The turning point was the 2006 GI Kentucky Oaks. “We'd lost all our money,” he recalls with a chuckle. “I had 300 bucks left. And I put it all on Lemons Forever, who was the longest shot. And there we were, standing on our chairs, screaming as she turned for home. She paid a ton and I'm like, 'How's this work?'

“I got more into reading the Form, and what struck me was the money people were paying for horses. The business model of getting people liquored up and excited, getting them betting? That's great, I respect the tracks for that. But the real business model is breeding. And when I started looking into it, I saw that it was great to have a racing stable, but what you really wanted was the broodmares. And that's a long game. You got to last the course. But it's a wonderful game if you can.”

Now a family man himself, with four teenage sons, Dorman will always have a corrective whenever the vagaries of the Thoroughbred test that staunchness. Indeed, some of his horses are named in unobtrusive honor of the sister he lost.

“She was very different than the rest of us, but she just had bad luck,” he reflects. “The rest of us are just very fortunate. We work hard, yes, but basically we're fortunate. Anyway hopefully we've made some good come out of it.”

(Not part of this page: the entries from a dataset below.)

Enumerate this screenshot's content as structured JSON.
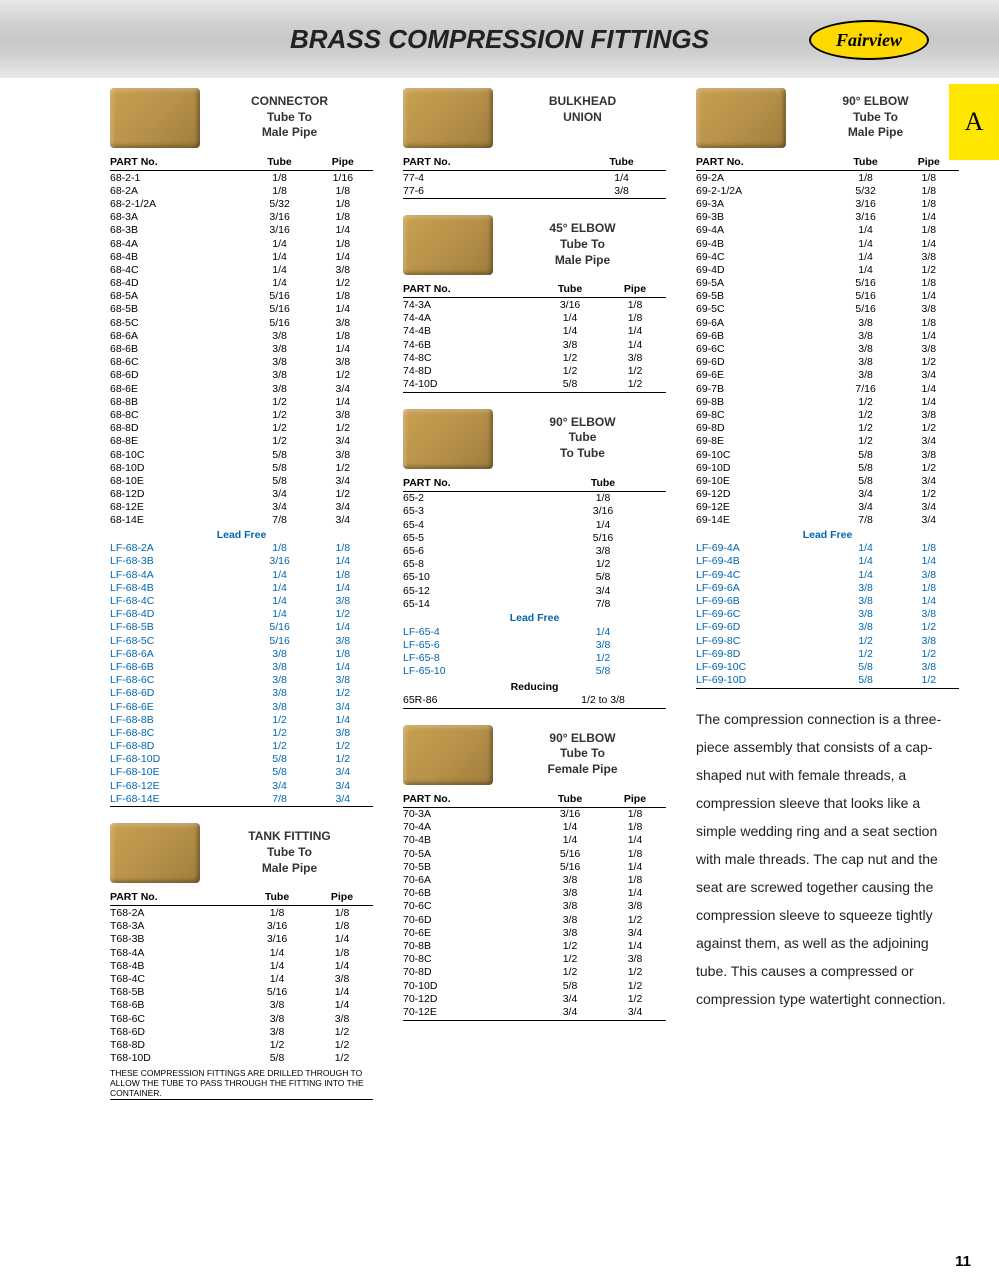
{
  "header": {
    "title": "BRASS COMPRESSION FITTINGS",
    "brand": "Fairview",
    "tab": "A",
    "page_number": "11"
  },
  "labels": {
    "part_no": "PART No.",
    "tube": "Tube",
    "pipe": "Pipe",
    "lead_free": "Lead Free",
    "reducing": "Reducing"
  },
  "connector": {
    "title": "CONNECTOR\nTube To\nMale Pipe",
    "rows": [
      [
        "68-2-1",
        "1/8",
        "1/16"
      ],
      [
        "68-2A",
        "1/8",
        "1/8"
      ],
      [
        "68-2-1/2A",
        "5/32",
        "1/8"
      ],
      [
        "68-3A",
        "3/16",
        "1/8"
      ],
      [
        "68-3B",
        "3/16",
        "1/4"
      ],
      [
        "68-4A",
        "1/4",
        "1/8"
      ],
      [
        "68-4B",
        "1/4",
        "1/4"
      ],
      [
        "68-4C",
        "1/4",
        "3/8"
      ],
      [
        "68-4D",
        "1/4",
        "1/2"
      ],
      [
        "68-5A",
        "5/16",
        "1/8"
      ],
      [
        "68-5B",
        "5/16",
        "1/4"
      ],
      [
        "68-5C",
        "5/16",
        "3/8"
      ],
      [
        "68-6A",
        "3/8",
        "1/8"
      ],
      [
        "68-6B",
        "3/8",
        "1/4"
      ],
      [
        "68-6C",
        "3/8",
        "3/8"
      ],
      [
        "68-6D",
        "3/8",
        "1/2"
      ],
      [
        "68-6E",
        "3/8",
        "3/4"
      ],
      [
        "68-8B",
        "1/2",
        "1/4"
      ],
      [
        "68-8C",
        "1/2",
        "3/8"
      ],
      [
        "68-8D",
        "1/2",
        "1/2"
      ],
      [
        "68-8E",
        "1/2",
        "3/4"
      ],
      [
        "68-10C",
        "5/8",
        "3/8"
      ],
      [
        "68-10D",
        "5/8",
        "1/2"
      ],
      [
        "68-10E",
        "5/8",
        "3/4"
      ],
      [
        "68-12D",
        "3/4",
        "1/2"
      ],
      [
        "68-12E",
        "3/4",
        "3/4"
      ],
      [
        "68-14E",
        "7/8",
        "3/4"
      ]
    ],
    "lf_rows": [
      [
        "LF-68-2A",
        "1/8",
        "1/8"
      ],
      [
        "LF-68-3B",
        "3/16",
        "1/4"
      ],
      [
        "LF-68-4A",
        "1/4",
        "1/8"
      ],
      [
        "LF-68-4B",
        "1/4",
        "1/4"
      ],
      [
        "LF-68-4C",
        "1/4",
        "3/8"
      ],
      [
        "LF-68-4D",
        "1/4",
        "1/2"
      ],
      [
        "LF-68-5B",
        "5/16",
        "1/4"
      ],
      [
        "LF-68-5C",
        "5/16",
        "3/8"
      ],
      [
        "LF-68-6A",
        "3/8",
        "1/8"
      ],
      [
        "LF-68-6B",
        "3/8",
        "1/4"
      ],
      [
        "LF-68-6C",
        "3/8",
        "3/8"
      ],
      [
        "LF-68-6D",
        "3/8",
        "1/2"
      ],
      [
        "LF-68-6E",
        "3/8",
        "3/4"
      ],
      [
        "LF-68-8B",
        "1/2",
        "1/4"
      ],
      [
        "LF-68-8C",
        "1/2",
        "3/8"
      ],
      [
        "LF-68-8D",
        "1/2",
        "1/2"
      ],
      [
        "LF-68-10D",
        "5/8",
        "1/2"
      ],
      [
        "LF-68-10E",
        "5/8",
        "3/4"
      ],
      [
        "LF-68-12E",
        "3/4",
        "3/4"
      ],
      [
        "LF-68-14E",
        "7/8",
        "3/4"
      ]
    ]
  },
  "tank": {
    "title": "TANK FITTING\nTube To\nMale Pipe",
    "rows": [
      [
        "T68-2A",
        "1/8",
        "1/8"
      ],
      [
        "T68-3A",
        "3/16",
        "1/8"
      ],
      [
        "T68-3B",
        "3/16",
        "1/4"
      ],
      [
        "T68-4A",
        "1/4",
        "1/8"
      ],
      [
        "T68-4B",
        "1/4",
        "1/4"
      ],
      [
        "T68-4C",
        "1/4",
        "3/8"
      ],
      [
        "T68-5B",
        "5/16",
        "1/4"
      ],
      [
        "T68-6B",
        "3/8",
        "1/4"
      ],
      [
        "T68-6C",
        "3/8",
        "3/8"
      ],
      [
        "T68-6D",
        "3/8",
        "1/2"
      ],
      [
        "T68-8D",
        "1/2",
        "1/2"
      ],
      [
        "T68-10D",
        "5/8",
        "1/2"
      ]
    ],
    "footnote": "THESE COMPRESSION FITTINGS ARE DRILLED THROUGH TO ALLOW THE TUBE TO PASS THROUGH THE FITTING INTO THE CONTAINER."
  },
  "bulkhead": {
    "title": "BULKHEAD\nUNION",
    "rows": [
      [
        "77-4",
        "1/4"
      ],
      [
        "77-6",
        "3/8"
      ]
    ]
  },
  "elbow45": {
    "title": "45° ELBOW\nTube To\nMale Pipe",
    "rows": [
      [
        "74-3A",
        "3/16",
        "1/8"
      ],
      [
        "74-4A",
        "1/4",
        "1/8"
      ],
      [
        "74-4B",
        "1/4",
        "1/4"
      ],
      [
        "74-6B",
        "3/8",
        "1/4"
      ],
      [
        "74-8C",
        "1/2",
        "3/8"
      ],
      [
        "74-8D",
        "1/2",
        "1/2"
      ],
      [
        "74-10D",
        "5/8",
        "1/2"
      ]
    ]
  },
  "elbow90tube": {
    "title": "90° ELBOW\nTube\nTo Tube",
    "rows": [
      [
        "65-2",
        "1/8"
      ],
      [
        "65-3",
        "3/16"
      ],
      [
        "65-4",
        "1/4"
      ],
      [
        "65-5",
        "5/16"
      ],
      [
        "65-6",
        "3/8"
      ],
      [
        "65-8",
        "1/2"
      ],
      [
        "65-10",
        "5/8"
      ],
      [
        "65-12",
        "3/4"
      ],
      [
        "65-14",
        "7/8"
      ]
    ],
    "lf_rows": [
      [
        "LF-65-4",
        "1/4"
      ],
      [
        "LF-65-6",
        "3/8"
      ],
      [
        "LF-65-8",
        "1/2"
      ],
      [
        "LF-65-10",
        "5/8"
      ]
    ],
    "reducing_rows": [
      [
        "65R-86",
        "1/2 to 3/8"
      ]
    ]
  },
  "elbow90female": {
    "title": "90° ELBOW\nTube To\nFemale Pipe",
    "rows": [
      [
        "70-3A",
        "3/16",
        "1/8"
      ],
      [
        "70-4A",
        "1/4",
        "1/8"
      ],
      [
        "70-4B",
        "1/4",
        "1/4"
      ],
      [
        "70-5A",
        "5/16",
        "1/8"
      ],
      [
        "70-5B",
        "5/16",
        "1/4"
      ],
      [
        "70-6A",
        "3/8",
        "1/8"
      ],
      [
        "70-6B",
        "3/8",
        "1/4"
      ],
      [
        "70-6C",
        "3/8",
        "3/8"
      ],
      [
        "70-6D",
        "3/8",
        "1/2"
      ],
      [
        "70-6E",
        "3/8",
        "3/4"
      ],
      [
        "70-8B",
        "1/2",
        "1/4"
      ],
      [
        "70-8C",
        "1/2",
        "3/8"
      ],
      [
        "70-8D",
        "1/2",
        "1/2"
      ],
      [
        "70-10D",
        "5/8",
        "1/2"
      ],
      [
        "70-12D",
        "3/4",
        "1/2"
      ],
      [
        "70-12E",
        "3/4",
        "3/4"
      ]
    ]
  },
  "elbow90male": {
    "title": "90° ELBOW\nTube To\nMale Pipe",
    "rows": [
      [
        "69-2A",
        "1/8",
        "1/8"
      ],
      [
        "69-2-1/2A",
        "5/32",
        "1/8"
      ],
      [
        "69-3A",
        "3/16",
        "1/8"
      ],
      [
        "69-3B",
        "3/16",
        "1/4"
      ],
      [
        "69-4A",
        "1/4",
        "1/8"
      ],
      [
        "69-4B",
        "1/4",
        "1/4"
      ],
      [
        "69-4C",
        "1/4",
        "3/8"
      ],
      [
        "69-4D",
        "1/4",
        "1/2"
      ],
      [
        "69-5A",
        "5/16",
        "1/8"
      ],
      [
        "69-5B",
        "5/16",
        "1/4"
      ],
      [
        "69-5C",
        "5/16",
        "3/8"
      ],
      [
        "69-6A",
        "3/8",
        "1/8"
      ],
      [
        "69-6B",
        "3/8",
        "1/4"
      ],
      [
        "69-6C",
        "3/8",
        "3/8"
      ],
      [
        "69-6D",
        "3/8",
        "1/2"
      ],
      [
        "69-6E",
        "3/8",
        "3/4"
      ],
      [
        "69-7B",
        "7/16",
        "1/4"
      ],
      [
        "69-8B",
        "1/2",
        "1/4"
      ],
      [
        "69-8C",
        "1/2",
        "3/8"
      ],
      [
        "69-8D",
        "1/2",
        "1/2"
      ],
      [
        "69-8E",
        "1/2",
        "3/4"
      ],
      [
        "69-10C",
        "5/8",
        "3/8"
      ],
      [
        "69-10D",
        "5/8",
        "1/2"
      ],
      [
        "69-10E",
        "5/8",
        "3/4"
      ],
      [
        "69-12D",
        "3/4",
        "1/2"
      ],
      [
        "69-12E",
        "3/4",
        "3/4"
      ],
      [
        "69-14E",
        "7/8",
        "3/4"
      ]
    ],
    "lf_rows": [
      [
        "LF-69-4A",
        "1/4",
        "1/8"
      ],
      [
        "LF-69-4B",
        "1/4",
        "1/4"
      ],
      [
        "LF-69-4C",
        "1/4",
        "3/8"
      ],
      [
        "LF-69-6A",
        "3/8",
        "1/8"
      ],
      [
        "LF-69-6B",
        "3/8",
        "1/4"
      ],
      [
        "LF-69-6C",
        "3/8",
        "3/8"
      ],
      [
        "LF-69-6D",
        "3/8",
        "1/2"
      ],
      [
        "LF-69-8C",
        "1/2",
        "3/8"
      ],
      [
        "LF-69-8D",
        "1/2",
        "1/2"
      ],
      [
        "LF-69-10C",
        "5/8",
        "3/8"
      ],
      [
        "LF-69-10D",
        "5/8",
        "1/2"
      ]
    ]
  },
  "description": "The compression connection is a three-piece assembly that consists of a cap-shaped nut with female threads, a compression sleeve that looks like a simple wedding ring and a seat section with male threads. The cap nut and the seat are screwed together causing the compression sleeve to squeeze tightly against them, as well as the adjoining tube. This causes a compressed or compression type watertight connection."
}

To have prospered via such tragedy naturally gives rise to complex emotions. But strictly in terms of discovering where his business skills could thrive, Dorman admits that selling the company left a different kind of void.

“I failed miserably at being retired,” he says wryly. “Anybody will tell you that. And so I started another software company last year, this time an electronic health record in physical therapy. That's really important, too, especially to veterans.”

In the end, everything Dorman does will always have a family inspiration behind it: whether a single night of tragedy, or the broader legacy of a patriarch who had always led by example.

“My father was self-made and, unlike a lot of politicians, he was home every night,” Dorman says. “He was a doctor first and a legislator second. And very independent. That was back in the 'machine' days, but he did the right thing even when it would cost him. He was phenomenal. Didn't say a whole lot, but when he did, it meant plenty. And it was him that taught me you can do whatever you want. You just need a vision, to stay true to your word, and treat people how you want to be treated. If you can do all that, life gets easy.”